Create a foreign catalog

A foreign catalog mirrors a database in an external data system so that you can query and manage access to data in that database using Azure Databricks and Unity Catalog. To create a foreign catalog, you use a connection to the data source that has already been defined.

To create a foreign catalog, you can use Catalog Explorer or the CREATE FOREIGN CATALOG SQL command in an Azure Databricks notebook or the SQL query editor.

Note

You can also use the Databricks REST API or the Databricks CLI to create a catalog. See POST /api/2.1/unity-catalog/catalogs and Unity Catalog commands.

Permissions required: CREATE CATALOG permission on the metastore and either ownership of the connection or the CREATE FOREIGN CATALOG privilege on the connection.

Catalog Explorer

  1. In your Azure Databricks workspace, click Catalog icon Catalog to open Catalog Explorer.
  2. In the upper right, click Create Catalog.
  3. Enter the following properties for your Salesforce Data Cloud catalog.
    • Catalog name: A user-friendly name for the catalog.
    • Type: Foreign.
    • Connection name: The name of the connection the catalog will be created on.
    • Dataspace: A Salesforce data space.
  4. Click Create.

SQL

Run the following SQL command in a notebook or the SQL query editor.
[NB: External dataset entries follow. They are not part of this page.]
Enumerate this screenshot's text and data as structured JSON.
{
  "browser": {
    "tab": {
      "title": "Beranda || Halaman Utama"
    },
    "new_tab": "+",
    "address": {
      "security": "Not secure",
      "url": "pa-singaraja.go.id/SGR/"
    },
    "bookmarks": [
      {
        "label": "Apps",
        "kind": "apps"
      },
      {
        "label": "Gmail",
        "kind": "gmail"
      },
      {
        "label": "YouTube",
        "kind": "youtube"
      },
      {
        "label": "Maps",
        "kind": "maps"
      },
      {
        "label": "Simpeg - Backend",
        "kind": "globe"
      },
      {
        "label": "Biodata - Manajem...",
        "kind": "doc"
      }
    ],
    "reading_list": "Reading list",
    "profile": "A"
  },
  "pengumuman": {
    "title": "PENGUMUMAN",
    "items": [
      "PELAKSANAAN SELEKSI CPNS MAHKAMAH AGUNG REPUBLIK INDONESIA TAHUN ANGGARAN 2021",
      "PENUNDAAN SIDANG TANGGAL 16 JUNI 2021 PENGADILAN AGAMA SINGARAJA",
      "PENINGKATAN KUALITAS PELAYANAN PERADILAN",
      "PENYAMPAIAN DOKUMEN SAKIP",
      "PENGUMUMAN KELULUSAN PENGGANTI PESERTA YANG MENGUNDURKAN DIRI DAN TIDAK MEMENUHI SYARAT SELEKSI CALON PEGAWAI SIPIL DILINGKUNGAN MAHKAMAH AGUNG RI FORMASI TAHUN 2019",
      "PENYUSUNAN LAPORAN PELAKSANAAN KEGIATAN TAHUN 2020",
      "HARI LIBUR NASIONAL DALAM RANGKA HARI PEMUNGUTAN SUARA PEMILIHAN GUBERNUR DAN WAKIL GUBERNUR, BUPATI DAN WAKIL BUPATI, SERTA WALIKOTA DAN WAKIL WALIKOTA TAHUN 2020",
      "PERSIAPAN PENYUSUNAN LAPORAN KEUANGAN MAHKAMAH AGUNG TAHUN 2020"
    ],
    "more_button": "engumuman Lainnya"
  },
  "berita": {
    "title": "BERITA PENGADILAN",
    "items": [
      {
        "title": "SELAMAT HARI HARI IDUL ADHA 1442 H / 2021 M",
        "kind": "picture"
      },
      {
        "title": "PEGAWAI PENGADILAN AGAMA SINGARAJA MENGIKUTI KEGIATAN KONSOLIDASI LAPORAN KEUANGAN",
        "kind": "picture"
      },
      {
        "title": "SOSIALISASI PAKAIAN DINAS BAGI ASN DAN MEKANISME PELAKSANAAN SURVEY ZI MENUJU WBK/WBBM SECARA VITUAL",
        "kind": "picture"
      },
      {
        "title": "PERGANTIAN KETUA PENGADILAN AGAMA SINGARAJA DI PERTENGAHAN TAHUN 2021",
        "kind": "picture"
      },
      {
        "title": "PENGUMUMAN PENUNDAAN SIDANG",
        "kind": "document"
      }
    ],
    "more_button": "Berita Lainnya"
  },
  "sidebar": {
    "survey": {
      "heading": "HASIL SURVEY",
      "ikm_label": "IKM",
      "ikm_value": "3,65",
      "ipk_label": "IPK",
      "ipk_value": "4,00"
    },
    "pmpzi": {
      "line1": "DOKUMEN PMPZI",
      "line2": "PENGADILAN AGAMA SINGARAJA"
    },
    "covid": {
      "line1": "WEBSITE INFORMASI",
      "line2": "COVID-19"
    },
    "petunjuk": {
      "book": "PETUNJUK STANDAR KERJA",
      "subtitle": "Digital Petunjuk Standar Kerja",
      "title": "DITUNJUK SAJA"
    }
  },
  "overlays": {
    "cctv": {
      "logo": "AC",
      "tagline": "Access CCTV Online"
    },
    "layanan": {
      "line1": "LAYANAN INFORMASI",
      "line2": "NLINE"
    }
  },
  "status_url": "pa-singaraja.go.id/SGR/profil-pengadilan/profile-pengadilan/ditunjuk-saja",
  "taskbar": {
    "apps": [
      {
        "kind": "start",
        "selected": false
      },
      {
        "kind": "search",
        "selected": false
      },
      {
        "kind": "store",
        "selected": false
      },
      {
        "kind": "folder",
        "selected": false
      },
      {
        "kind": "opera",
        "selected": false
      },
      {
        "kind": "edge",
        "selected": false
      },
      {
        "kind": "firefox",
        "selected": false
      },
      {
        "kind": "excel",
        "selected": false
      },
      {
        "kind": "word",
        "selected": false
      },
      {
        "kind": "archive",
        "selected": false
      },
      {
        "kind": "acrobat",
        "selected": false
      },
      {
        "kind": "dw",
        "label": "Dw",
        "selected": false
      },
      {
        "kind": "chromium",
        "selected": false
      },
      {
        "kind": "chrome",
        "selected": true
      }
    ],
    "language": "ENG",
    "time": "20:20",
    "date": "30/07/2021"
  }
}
Items in brackets are optional.

CREATE FOREIGN CATALOG [IF NOT EXISTS] '<catalog-name>' USING CONNECTION '<connection-name>'
OPTIONS (dataspace '<dataspace>');

Replace the following values:

  • <catalog-name>:
  • <connection-name>:
  • <dataspace>: Salesforce data space. For example, default.

Supported pushdowns

The following pushdowns are supported:

  • Filters
  • Projections
  • Limit
  • Aggregates
  • Offset
  • Cast
  • Contains, Startswith, Endswith

Data type mappings

When you read from Salesforce Data Cloud to Spark, data types map as follows:

Salesforce Data Cloud type Spark type
Boolean BooleanType
Date DateType
Datetime TimestampType
Email, Phone, Text, Url StringType
Number, Percent DecimalType(38, 18)

Limitations

  • Only one Salesforce Data Space per Databricks catalog is supported.